Nos deberíamos preguntar por qué nuestro ordenador no se comporta como nuestro teléfono móvil. Cuando presionamos el botón de encendido de nuestro terminal nos parece normal que se encienda de forma inmediata, el acceso a la nube en el móvil también es inmediato, no se nos ocurre tener que conectarnos a una WiFi para mandar un mail o mirar nuestras redes sociales, y la batería de cualquier móvil aguanta un día entero, muy lejos de la autonomía de un portátil tradicional, características que vamos a encontrar en el Surface Pro X.

Sí, la arquitectura ARM hace que las aplicaciones de 64 bits x86 no funcionen en el Surface Pro X, pero la inmensa mayoría tienen versiones de 32 Bits que sí son compatibles, y seamos sinceros, la inmensa mayoría de los humanos con un ordenador, utilizan básicamente el navegador y como mucho una suite de Office. En mi caso, Slack, Atom, Android Studio, Chrome, Evernote y Office son todo lo que necesito en mi ordenador y todos ellos tienen versión de 32 Bits, y funcionan sin problema.

Las comparativas del Surface Pro X con Surface Pro 7 que también se pueden leer en internet, es como comparar peras con limones, ya que tienen diferentes arquitecturas, y es difícil poder entablar una comparativa rigurosa. Lo único que puedo decir, es que el Surface Pro X es rápido y abre prácticamente todo de forma instantánea, es cierto, que la memoria RAM se consume de forma rápida, y los 8 gigas de la configuración básica están justo en el límite, pero son más que suficientes para un uso normal.

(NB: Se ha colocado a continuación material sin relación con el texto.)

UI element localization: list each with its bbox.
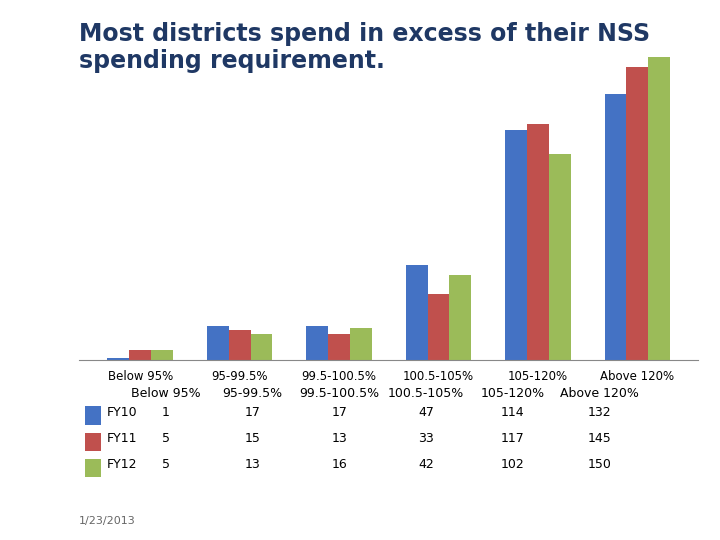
Bar xyxy=(428,294,449,360)
Text: 13: 13 xyxy=(245,458,261,471)
Text: 102: 102 xyxy=(501,458,524,471)
Text: 99.5-100.5%: 99.5-100.5% xyxy=(300,387,379,400)
Text: 17: 17 xyxy=(331,406,347,419)
Text: 95-99.5%: 95-99.5% xyxy=(222,387,283,400)
Bar xyxy=(549,154,571,360)
Bar xyxy=(405,265,428,360)
Bar xyxy=(229,330,251,360)
FancyBboxPatch shape xyxy=(86,433,101,451)
Text: 132: 132 xyxy=(588,406,611,419)
Bar xyxy=(129,350,151,360)
Text: 5: 5 xyxy=(162,458,170,471)
Text: 5: 5 xyxy=(162,432,170,445)
Bar xyxy=(151,350,173,360)
Text: 16: 16 xyxy=(331,458,347,471)
Text: 42: 42 xyxy=(418,458,434,471)
Bar xyxy=(350,328,372,360)
Text: FY10: FY10 xyxy=(107,406,138,419)
Text: Above 120%: Above 120% xyxy=(560,387,639,400)
Text: Below 95%: Below 95% xyxy=(131,387,201,400)
Text: FY11: FY11 xyxy=(107,432,138,445)
Text: 15: 15 xyxy=(245,432,261,445)
Bar xyxy=(605,93,626,360)
Text: 105-120%: 105-120% xyxy=(480,387,545,400)
Bar xyxy=(505,130,527,360)
Text: Most districts spend in excess of their NSS
spending requirement.: Most districts spend in excess of their … xyxy=(79,22,650,73)
Text: 100.5-105%: 100.5-105% xyxy=(388,387,464,400)
Text: 17: 17 xyxy=(245,406,261,419)
Text: 114: 114 xyxy=(501,406,524,419)
Text: 33: 33 xyxy=(418,432,434,445)
Bar xyxy=(527,124,549,360)
Bar xyxy=(328,334,350,360)
Bar xyxy=(107,358,129,360)
Bar xyxy=(207,326,229,360)
FancyBboxPatch shape xyxy=(86,458,101,477)
Text: 117: 117 xyxy=(501,432,524,445)
Text: 1: 1 xyxy=(162,406,170,419)
Text: 145: 145 xyxy=(588,432,611,445)
Bar xyxy=(649,57,670,360)
Text: 150: 150 xyxy=(588,458,611,471)
Text: 47: 47 xyxy=(418,406,434,419)
Text: FY12: FY12 xyxy=(107,458,138,471)
Bar xyxy=(251,334,272,360)
Text: 1/23/2013: 1/23/2013 xyxy=(79,516,136,526)
Bar xyxy=(626,68,649,360)
Bar xyxy=(306,326,328,360)
Bar xyxy=(449,275,472,360)
FancyBboxPatch shape xyxy=(86,407,101,425)
Text: 13: 13 xyxy=(331,432,347,445)
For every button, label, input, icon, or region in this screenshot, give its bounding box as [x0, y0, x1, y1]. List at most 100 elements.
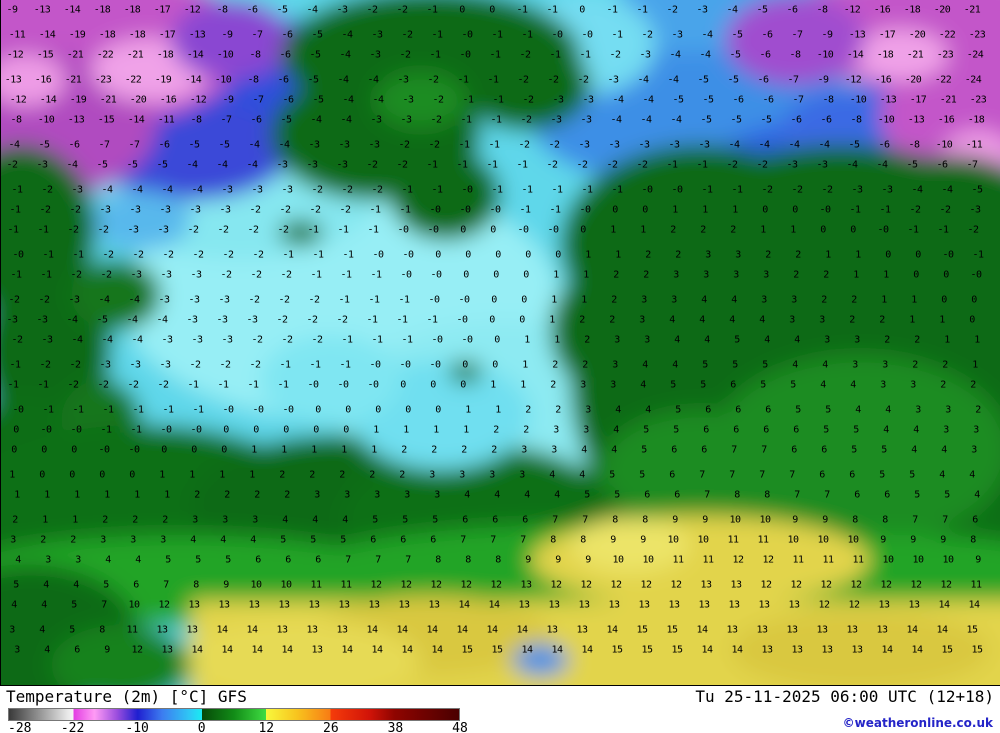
temperature-value: 14 [516, 624, 528, 636]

Otra de las críticas que ha recibido el Surface Pro X es acerca del consumo de batería emulando aplicaciones de 32 bits, que al no ser nativas reducen la autonomía. Sólo he utilizado algunas aplicaciones nativas ARM64 como Edge para comparar con el consumo de Chrome 32 Bits monitorizando la batería de forma continua, y el impacto real es prácticamente nulo.

El Surface Pro X no es un equipo barato, con teclado y bolígrafo, el precio de la configuración más básica a día de hoy está en 1.443,99€, no entiendo que alguien compre el equipo sin teclado, así que lo incluyo en el precio, pero nos encontramos ante una nueva generación de ultraportátiles siempre conectados a internet, con una larga autonomía de la batería y una pantalla de alta calidad. Movilidad y productividad extremas, en un ordenador con un diseño muy acertado.